The show culminated, in a muted flourish, with Ibon Aranberri’s Exercises on the North Side (2007/08 – it was shown in a different form at documenta 12 in 2007), an installation of found mountain-climbing photographs and a film of the artist’s own climbing exploits. The work derives from his research into the narrative structure of mountaineering stories, an early and popular film genre that persists today in much the same form as it did in the amateur films of the 1920s and ’30s.

Bode explained to me that to dispel the Romantic experience one must first conjure it and then unpack or complicate it. Such a choice of words (‘dispel’, ‘conjure’) underlines this perception of the Romantic being somehow magical, a state arising out of nothing, as, for example, in Bas Jan Ader’s I’m Too Sad to Tell You (1970), a postcard of Ader (a key figure in recent Romantic interpretations of Conceptualism) in tears, which isolates, represents and refuses reasoning for Ader’s both visible and stated condition of sadness.
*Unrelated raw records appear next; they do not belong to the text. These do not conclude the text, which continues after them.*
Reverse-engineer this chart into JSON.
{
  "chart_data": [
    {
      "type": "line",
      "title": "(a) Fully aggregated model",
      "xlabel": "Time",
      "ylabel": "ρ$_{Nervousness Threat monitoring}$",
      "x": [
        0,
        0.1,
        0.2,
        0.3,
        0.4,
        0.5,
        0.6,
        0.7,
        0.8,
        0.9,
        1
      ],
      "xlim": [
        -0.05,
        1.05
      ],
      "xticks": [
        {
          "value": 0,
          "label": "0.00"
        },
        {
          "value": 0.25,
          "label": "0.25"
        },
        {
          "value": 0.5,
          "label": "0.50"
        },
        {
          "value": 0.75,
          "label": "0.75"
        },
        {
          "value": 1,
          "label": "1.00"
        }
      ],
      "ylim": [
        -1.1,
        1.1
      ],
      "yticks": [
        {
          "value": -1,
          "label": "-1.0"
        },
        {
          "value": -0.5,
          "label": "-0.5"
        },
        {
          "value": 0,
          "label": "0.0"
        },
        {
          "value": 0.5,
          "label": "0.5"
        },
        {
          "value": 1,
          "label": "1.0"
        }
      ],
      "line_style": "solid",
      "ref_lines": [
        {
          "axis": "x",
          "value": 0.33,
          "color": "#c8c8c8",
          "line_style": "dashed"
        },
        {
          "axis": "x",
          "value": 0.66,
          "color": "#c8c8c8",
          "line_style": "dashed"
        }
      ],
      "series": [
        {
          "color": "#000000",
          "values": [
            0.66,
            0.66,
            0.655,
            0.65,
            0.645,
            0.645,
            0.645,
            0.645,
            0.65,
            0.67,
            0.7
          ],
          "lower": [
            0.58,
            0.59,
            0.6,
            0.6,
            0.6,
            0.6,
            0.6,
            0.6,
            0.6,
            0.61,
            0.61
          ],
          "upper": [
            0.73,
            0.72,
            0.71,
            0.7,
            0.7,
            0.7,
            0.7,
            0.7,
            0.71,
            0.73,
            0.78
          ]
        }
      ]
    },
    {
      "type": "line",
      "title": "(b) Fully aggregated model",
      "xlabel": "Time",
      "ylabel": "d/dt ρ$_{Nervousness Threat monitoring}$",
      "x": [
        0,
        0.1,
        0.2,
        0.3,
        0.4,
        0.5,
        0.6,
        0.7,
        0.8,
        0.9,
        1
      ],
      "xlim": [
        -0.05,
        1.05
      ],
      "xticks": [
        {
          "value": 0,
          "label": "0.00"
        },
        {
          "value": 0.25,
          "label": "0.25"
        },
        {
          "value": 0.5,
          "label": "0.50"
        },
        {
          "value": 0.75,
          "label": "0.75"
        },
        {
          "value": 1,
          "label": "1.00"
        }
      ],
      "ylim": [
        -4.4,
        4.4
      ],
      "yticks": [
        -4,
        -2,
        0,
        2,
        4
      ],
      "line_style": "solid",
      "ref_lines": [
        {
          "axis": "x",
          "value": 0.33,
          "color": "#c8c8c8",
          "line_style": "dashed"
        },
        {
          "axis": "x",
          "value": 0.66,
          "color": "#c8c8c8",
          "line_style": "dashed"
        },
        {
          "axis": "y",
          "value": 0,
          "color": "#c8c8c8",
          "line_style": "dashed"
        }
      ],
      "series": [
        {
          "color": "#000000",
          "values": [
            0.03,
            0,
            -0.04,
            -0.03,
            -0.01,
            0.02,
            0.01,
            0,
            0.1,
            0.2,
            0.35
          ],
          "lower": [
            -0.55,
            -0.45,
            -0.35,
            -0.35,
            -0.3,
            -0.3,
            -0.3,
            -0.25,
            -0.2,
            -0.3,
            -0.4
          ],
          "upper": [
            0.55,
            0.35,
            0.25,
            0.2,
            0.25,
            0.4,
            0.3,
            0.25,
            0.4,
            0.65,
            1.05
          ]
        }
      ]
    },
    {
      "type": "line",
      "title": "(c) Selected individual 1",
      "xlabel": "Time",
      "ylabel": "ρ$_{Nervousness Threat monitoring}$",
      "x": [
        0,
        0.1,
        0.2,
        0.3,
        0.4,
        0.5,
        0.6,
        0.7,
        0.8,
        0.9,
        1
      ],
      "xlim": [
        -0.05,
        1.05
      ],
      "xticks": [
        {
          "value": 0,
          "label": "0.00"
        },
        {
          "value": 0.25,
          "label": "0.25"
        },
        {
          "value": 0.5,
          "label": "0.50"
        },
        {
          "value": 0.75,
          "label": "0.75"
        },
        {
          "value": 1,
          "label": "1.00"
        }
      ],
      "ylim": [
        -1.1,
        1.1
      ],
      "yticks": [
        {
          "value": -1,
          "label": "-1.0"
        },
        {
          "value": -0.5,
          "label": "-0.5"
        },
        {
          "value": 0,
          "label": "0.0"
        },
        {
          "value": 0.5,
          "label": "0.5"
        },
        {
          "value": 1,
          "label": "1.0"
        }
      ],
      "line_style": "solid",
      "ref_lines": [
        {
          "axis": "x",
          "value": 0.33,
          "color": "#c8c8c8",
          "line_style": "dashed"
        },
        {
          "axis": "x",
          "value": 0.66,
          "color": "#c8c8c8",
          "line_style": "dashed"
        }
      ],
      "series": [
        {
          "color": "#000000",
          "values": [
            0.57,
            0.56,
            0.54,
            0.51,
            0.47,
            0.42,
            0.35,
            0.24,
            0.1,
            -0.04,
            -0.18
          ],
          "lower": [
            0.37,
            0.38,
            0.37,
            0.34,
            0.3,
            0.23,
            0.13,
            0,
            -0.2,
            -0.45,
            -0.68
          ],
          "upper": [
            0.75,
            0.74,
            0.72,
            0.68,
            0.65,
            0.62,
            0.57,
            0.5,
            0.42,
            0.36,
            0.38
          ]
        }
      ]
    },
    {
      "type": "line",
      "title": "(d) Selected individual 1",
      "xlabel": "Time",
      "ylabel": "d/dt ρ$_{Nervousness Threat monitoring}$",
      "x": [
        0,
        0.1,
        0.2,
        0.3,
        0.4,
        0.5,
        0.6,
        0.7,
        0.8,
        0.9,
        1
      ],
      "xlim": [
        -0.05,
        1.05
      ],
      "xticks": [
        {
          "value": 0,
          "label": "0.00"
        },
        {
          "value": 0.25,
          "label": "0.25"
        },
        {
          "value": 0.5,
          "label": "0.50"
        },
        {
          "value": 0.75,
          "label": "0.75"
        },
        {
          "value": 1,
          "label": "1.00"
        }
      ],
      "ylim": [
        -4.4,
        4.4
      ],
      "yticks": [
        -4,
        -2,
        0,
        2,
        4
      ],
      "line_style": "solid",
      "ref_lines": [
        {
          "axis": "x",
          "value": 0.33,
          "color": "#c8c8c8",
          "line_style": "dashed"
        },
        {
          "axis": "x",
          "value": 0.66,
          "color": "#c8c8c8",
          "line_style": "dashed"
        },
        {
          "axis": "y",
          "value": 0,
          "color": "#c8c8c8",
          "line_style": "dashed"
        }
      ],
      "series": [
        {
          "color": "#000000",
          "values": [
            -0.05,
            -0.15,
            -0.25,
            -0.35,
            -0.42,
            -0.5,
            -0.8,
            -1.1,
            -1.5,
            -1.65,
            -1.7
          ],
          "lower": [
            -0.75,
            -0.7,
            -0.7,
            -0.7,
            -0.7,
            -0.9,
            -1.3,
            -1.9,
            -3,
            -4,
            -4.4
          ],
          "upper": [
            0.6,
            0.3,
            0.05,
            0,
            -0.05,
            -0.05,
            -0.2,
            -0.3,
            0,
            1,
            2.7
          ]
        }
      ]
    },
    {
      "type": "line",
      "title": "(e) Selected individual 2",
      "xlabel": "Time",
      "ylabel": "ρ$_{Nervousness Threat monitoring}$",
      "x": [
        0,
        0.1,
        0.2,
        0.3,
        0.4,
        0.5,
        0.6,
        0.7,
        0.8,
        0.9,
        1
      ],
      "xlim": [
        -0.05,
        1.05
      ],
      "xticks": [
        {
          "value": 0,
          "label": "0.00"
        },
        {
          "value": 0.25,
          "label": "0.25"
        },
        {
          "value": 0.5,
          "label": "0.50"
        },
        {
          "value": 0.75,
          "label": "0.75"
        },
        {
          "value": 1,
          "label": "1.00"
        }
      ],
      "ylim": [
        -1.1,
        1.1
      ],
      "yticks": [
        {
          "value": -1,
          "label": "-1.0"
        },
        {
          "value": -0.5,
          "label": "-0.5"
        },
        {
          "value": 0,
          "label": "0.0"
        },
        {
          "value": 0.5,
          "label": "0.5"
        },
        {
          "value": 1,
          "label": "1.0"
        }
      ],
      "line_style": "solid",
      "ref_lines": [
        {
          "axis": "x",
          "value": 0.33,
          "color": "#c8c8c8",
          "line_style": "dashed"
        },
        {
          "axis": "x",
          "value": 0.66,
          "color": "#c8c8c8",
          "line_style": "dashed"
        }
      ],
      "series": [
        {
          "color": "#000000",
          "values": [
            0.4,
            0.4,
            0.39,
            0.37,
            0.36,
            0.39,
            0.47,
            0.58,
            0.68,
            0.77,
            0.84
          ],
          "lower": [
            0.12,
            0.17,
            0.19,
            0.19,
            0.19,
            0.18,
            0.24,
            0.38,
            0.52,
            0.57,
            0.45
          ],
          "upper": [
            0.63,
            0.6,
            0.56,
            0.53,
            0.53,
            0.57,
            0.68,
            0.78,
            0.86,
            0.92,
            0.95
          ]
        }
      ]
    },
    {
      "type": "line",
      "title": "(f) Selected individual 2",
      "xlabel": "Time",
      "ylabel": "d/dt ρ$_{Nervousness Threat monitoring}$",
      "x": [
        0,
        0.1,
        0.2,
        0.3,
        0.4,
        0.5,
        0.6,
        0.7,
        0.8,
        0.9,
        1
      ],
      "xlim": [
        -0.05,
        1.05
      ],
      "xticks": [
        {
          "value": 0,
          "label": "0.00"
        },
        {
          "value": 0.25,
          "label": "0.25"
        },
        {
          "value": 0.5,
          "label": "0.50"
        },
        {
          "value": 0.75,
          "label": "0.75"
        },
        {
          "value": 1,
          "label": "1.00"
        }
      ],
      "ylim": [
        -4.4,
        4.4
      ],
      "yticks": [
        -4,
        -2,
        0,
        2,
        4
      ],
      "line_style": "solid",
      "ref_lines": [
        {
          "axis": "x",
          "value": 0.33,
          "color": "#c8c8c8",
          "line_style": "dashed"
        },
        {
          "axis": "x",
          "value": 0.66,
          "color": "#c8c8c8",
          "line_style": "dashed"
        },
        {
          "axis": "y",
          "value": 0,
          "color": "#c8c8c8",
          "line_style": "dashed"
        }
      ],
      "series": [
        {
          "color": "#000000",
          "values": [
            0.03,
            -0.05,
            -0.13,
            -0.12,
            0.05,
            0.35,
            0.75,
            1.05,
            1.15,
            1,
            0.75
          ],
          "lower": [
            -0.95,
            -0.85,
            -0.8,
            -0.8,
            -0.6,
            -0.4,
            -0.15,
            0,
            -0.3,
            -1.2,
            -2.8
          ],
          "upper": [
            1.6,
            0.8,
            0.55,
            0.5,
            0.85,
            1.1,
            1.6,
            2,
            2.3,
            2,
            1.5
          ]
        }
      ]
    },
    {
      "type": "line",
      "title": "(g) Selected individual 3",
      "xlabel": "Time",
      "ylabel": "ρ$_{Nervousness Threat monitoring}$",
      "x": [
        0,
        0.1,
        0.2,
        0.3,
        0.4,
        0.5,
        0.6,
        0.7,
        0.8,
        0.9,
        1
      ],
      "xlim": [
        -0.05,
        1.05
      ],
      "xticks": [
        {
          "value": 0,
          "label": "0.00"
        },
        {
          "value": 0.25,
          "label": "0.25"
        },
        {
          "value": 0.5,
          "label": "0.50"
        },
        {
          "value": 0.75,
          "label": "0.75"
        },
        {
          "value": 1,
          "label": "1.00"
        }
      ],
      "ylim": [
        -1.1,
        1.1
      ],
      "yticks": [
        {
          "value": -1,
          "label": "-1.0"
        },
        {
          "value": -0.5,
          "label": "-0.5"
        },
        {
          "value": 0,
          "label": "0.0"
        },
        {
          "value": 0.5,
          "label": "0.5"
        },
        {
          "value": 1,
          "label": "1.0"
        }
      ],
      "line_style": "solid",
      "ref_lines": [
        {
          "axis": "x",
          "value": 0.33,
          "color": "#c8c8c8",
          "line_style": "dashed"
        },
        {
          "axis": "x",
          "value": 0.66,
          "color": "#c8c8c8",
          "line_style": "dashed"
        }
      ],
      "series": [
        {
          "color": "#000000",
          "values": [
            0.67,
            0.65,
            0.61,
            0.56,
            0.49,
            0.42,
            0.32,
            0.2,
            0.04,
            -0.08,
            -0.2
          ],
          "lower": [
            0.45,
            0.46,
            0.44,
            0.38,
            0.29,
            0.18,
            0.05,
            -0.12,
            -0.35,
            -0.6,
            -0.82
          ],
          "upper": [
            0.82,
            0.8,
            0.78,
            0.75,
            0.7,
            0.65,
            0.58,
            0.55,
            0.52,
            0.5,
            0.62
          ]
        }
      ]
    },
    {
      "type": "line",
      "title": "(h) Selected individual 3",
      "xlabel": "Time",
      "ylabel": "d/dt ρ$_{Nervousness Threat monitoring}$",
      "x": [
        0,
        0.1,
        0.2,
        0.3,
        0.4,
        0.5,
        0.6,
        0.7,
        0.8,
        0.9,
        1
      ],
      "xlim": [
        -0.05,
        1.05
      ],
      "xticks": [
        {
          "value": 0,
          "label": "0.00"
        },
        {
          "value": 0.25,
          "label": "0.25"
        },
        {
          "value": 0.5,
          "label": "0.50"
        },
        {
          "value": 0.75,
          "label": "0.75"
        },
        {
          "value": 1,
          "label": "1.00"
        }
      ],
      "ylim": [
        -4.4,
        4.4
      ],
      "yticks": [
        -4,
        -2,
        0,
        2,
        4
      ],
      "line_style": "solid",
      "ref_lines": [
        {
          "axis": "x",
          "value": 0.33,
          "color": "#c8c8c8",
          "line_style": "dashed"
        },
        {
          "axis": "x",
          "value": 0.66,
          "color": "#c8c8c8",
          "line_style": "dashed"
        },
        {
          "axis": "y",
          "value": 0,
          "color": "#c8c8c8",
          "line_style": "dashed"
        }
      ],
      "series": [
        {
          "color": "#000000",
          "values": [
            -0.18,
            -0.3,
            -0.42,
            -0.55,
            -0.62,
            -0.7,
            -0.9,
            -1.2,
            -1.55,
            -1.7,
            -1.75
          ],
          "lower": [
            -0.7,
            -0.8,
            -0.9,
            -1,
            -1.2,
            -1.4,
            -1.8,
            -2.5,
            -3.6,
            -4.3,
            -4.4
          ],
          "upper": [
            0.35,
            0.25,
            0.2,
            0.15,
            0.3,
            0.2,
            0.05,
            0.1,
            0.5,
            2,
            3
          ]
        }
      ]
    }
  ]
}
The connection perhaps explains best why Romanticism appears time and again: it provides a way, even after Modernism, into the miraculous. While staging this pattern of conjuring (works that romanticize the landscape) and dispelling (those that deconstruct images of the landscape), ‘There is No Road…’ also effected, perhaps despite itself, a separate critique of Romanticism: one of simply eroding and effacing its charm through repetition. All mountains, all paths, are superficially similar – a convention that Aranberri’s work aimed to examine. Ergin Çavus¸og˘lu’s lush, painterly video Fog Walking (2007), meanwhile, best encapsulated the frustration involved in this monotony. It was made when Çavus¸og˘lu was in Biarritz during ten straight days of fog, and is set to The Firebird (1910) by Igor Stravinsky, who worked in the area between 1922 and 1924. The symphony crescendos with the image of a sunrise, which is set in the first third of the film, thus creating a peak that ultimately signifies nothing: a morning but with no change in the foggy landscape or the rhythm of the editing. The video addressed Romanticism by running it into the ground – letting it tire itself out on its own loop of rehearsal, steadily losing climactic and symbolic potential in an ever-growing build-up of constraint and claustrophobia.
 

Melissa Gronlund is a writer based in Abu Dhabi, UAE.